Gary Cohn, director of the National Economic Council, is also President Donald Trump’s top economic adviser. To reduce conflicts of interest and for compliance with federal ethics law, he is willing to sell his stake in Beijing-based Industrial and Commercial Bank of China, Ltd (ICBC) which happens to be the world’s largest bank regarding assets (around $3.5 trillion).
This is an interesting finding because the Trump Administration has placed China as the villain and a threat to economic growth in America.
Cohn owns almost 23.4 million shares of ICBC valued at over $15 million. This investment is part of a 2006 investment made by Goldman Sachs Group Inc., and its private equity funds. This gave them access to millions of Chinese customers. Goldman held its position in ICBC for seven years and sold off its last block of investment in it in 2013.

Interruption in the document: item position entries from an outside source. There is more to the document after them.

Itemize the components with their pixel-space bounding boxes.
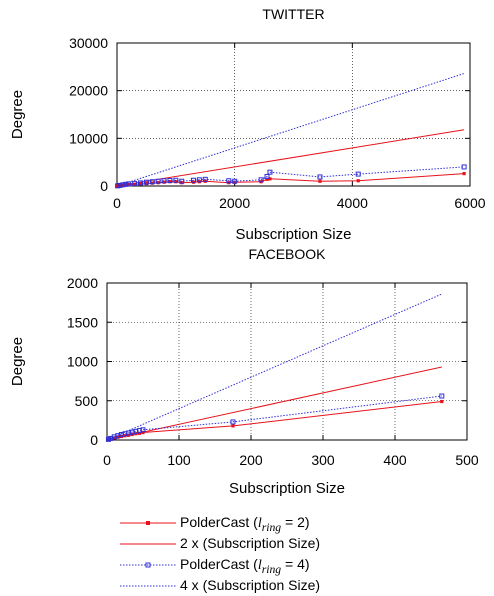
x-axis-label: Subscription Size bbox=[229, 480, 345, 497]
legend-swatch-blue-markers bbox=[120, 562, 176, 568]
series-line-1 bbox=[106, 366, 442, 441]
series-line-0 bbox=[108, 401, 442, 441]
series-line-2 bbox=[117, 166, 465, 187]
data-point-0 bbox=[268, 177, 272, 181]
y-tick-label: 20000 bbox=[69, 83, 108, 99]
legend-label: 2 x (Subscription Size) bbox=[180, 535, 321, 551]
data-point-0 bbox=[462, 172, 466, 176]
x-tick-label: 0 bbox=[103, 452, 111, 468]
data-point-2 bbox=[202, 176, 208, 182]
y-tick-label: 2000 bbox=[67, 275, 98, 291]
series-line-0 bbox=[117, 173, 465, 187]
data-point-2 bbox=[149, 179, 155, 185]
data-point-0 bbox=[356, 179, 360, 183]
data-point-2 bbox=[439, 393, 445, 399]
y-tick-label: 500 bbox=[75, 393, 99, 409]
y-axis-label: Degree bbox=[9, 337, 26, 386]
data-point-0 bbox=[440, 399, 444, 404]
data-point-2 bbox=[264, 173, 270, 179]
facebook-chart: FACEBOOK 0 100 200 300 400 500 0 500 1000 1500 2000… bbox=[9, 246, 479, 497]
series-line-3 bbox=[116, 73, 465, 187]
data-point-0 bbox=[150, 181, 154, 185]
data-point-2 bbox=[155, 178, 161, 184]
legend-swatch-blue-dotted bbox=[120, 585, 176, 587]
data-point-2 bbox=[140, 427, 146, 433]
y-tick-label: 0 bbox=[100, 178, 108, 194]
y-tick-label: 0 bbox=[90, 432, 98, 448]
legend-label: 4 x (Subscription Size) bbox=[180, 577, 321, 593]
data-point-2 bbox=[267, 169, 273, 175]
data-point-2 bbox=[355, 171, 361, 177]
data-point-0 bbox=[318, 179, 322, 183]
y-tick-label: 1000 bbox=[67, 354, 98, 370]
data-point-0 bbox=[138, 182, 143, 186]
x-tick-label: 6000 bbox=[454, 195, 485, 211]
data-point-2 bbox=[167, 178, 173, 184]
x-tick-label: 400 bbox=[383, 452, 407, 468]
data-point-2 bbox=[461, 164, 467, 170]
legend-item-poldercast-lring2: PolderCast (lring = 2) bbox=[118, 512, 478, 534]
data-point-0 bbox=[174, 180, 178, 184]
chart-title: TWITTER bbox=[262, 6, 324, 22]
legend-item-poldercast-lring4: PolderCast (lring = 4) bbox=[118, 554, 478, 576]
chart-title: FACEBOOK bbox=[248, 246, 326, 262]
y-tick-label: 10000 bbox=[69, 130, 108, 146]
data-point-2 bbox=[173, 177, 179, 183]
data-point-2 bbox=[138, 180, 144, 186]
y-tick-label: 1500 bbox=[67, 314, 98, 330]
series-line-2 bbox=[108, 395, 442, 440]
twitter-chart: TWITTER 0 2000 4000 6000 0 10000 20000 30000 Subs… bbox=[9, 6, 486, 243]
x-tick-label: 300 bbox=[311, 452, 335, 468]
legend: PolderCast (lring = 2) 2 x (Subscription… bbox=[118, 512, 478, 596]
data-point-2 bbox=[196, 177, 202, 183]
data-point-0 bbox=[168, 180, 172, 184]
data-point-0 bbox=[265, 177, 269, 181]
data-point-2 bbox=[190, 177, 196, 183]
x-axis-label: Subscription Size bbox=[236, 226, 352, 243]
data-point-2 bbox=[258, 177, 264, 183]
data-point-0 bbox=[162, 180, 166, 184]
data-point-2 bbox=[226, 178, 232, 184]
x-tick-label: 0 bbox=[113, 195, 121, 211]
data-point-2 bbox=[143, 179, 149, 185]
plot-frame bbox=[116, 42, 471, 187]
legend-swatch-red-line bbox=[120, 543, 176, 545]
x-tick-label: 100 bbox=[167, 452, 191, 468]
data-point-0 bbox=[144, 182, 149, 186]
x-tick-label: 4000 bbox=[337, 195, 368, 211]
series-line-3 bbox=[106, 293, 442, 441]
data-point-0 bbox=[233, 180, 237, 184]
data-point-2 bbox=[132, 180, 138, 186]
data-point-0 bbox=[156, 181, 160, 185]
data-point-2 bbox=[317, 174, 323, 180]
data-point-0 bbox=[231, 424, 235, 428]
legend-swatch-red-markers bbox=[120, 521, 176, 525]
legend-item-2x-subscription: 2 x (Subscription Size) bbox=[118, 533, 478, 554]
legend-label: PolderCast (lring = 4) bbox=[180, 556, 310, 576]
legend-label: PolderCast (lring = 2) bbox=[180, 514, 310, 534]
data-point-2 bbox=[123, 181, 129, 187]
data-point-2 bbox=[161, 178, 167, 184]
legend-item-4x-subscription: 4 x (Subscription Size) bbox=[118, 575, 478, 596]
y-tick-label: 30000 bbox=[69, 35, 108, 51]
x-tick-label: 200 bbox=[239, 452, 263, 468]
data-point-0 bbox=[133, 182, 137, 186]
data-point-2 bbox=[230, 419, 236, 425]
x-tick-label: 500 bbox=[455, 452, 479, 468]
data-point-0 bbox=[180, 181, 184, 185]
data-point-2 bbox=[179, 178, 185, 184]
x-tick-label: 2000 bbox=[219, 195, 250, 211]
series-line-1 bbox=[116, 129, 465, 187]
y-axis-label: Degree bbox=[9, 90, 26, 139]
data-point-2 bbox=[232, 178, 238, 184]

Aside from this divestment plan, Cohn also wants to let go of his 872,712 Goldman Sachs Stock worth more than $216 million as well as investments in 18 other publicly traded shares and funds managed by Goldman Sachs. These other investments hold a total value of $5.1 million based on March 16, 2017, closing prices. Cohn has at least $1.1 million positions in cigarette makers Philip Morris International Inc., and Reynolds American Inc. He also has holdings in Microsoft Corp., Facebook Inc., and Twitter, Inc. as well as 9,174 shares in Bank of America Corp.
Cohn will also be able to defer in paying any capital gains taxes from the sale of these shares. Government officials are allowed to defer payment of capital gains taxes as long as they reinvest the proceeds of the sale in any government-approved mutual fund or government securities.
Cohn served as President of Goldman Sachs for a decade and has a net worth of about $600 million. He was once considered to be the heir-apparent to Goldman Sachs CEO Lloyd Blankfein.
ICBC is expected to negotiate its lease at Trump Tower in Manhattan. It is Trump’s Tower largest office tenant. Ethics experts this arrangement is against the constitution because the bank is state-owned. The law also forbids U.S. government officials from accepting gifts and payments from governments.
Richard Painter who was an ethics lawyer during the administration of President George W. Bush said, “If we get into a big spat with China, it is obviously going to have an effect on that bank economically. There is no way you should be a senior adviser on an economic or military policy and have a big stake in a Chinese bank. That’s an invitation for trouble.”
When former Goldman chief executive Henry M. Paulson Jr. became treasury secretary in 2006, he also had to sell is ICBC position worth at least $25 million.
Donald Trump is set to meet China’s President, Xi Jinping next month where they will likely discuss trade policy as well as territorial rights disputes in the South China Sea.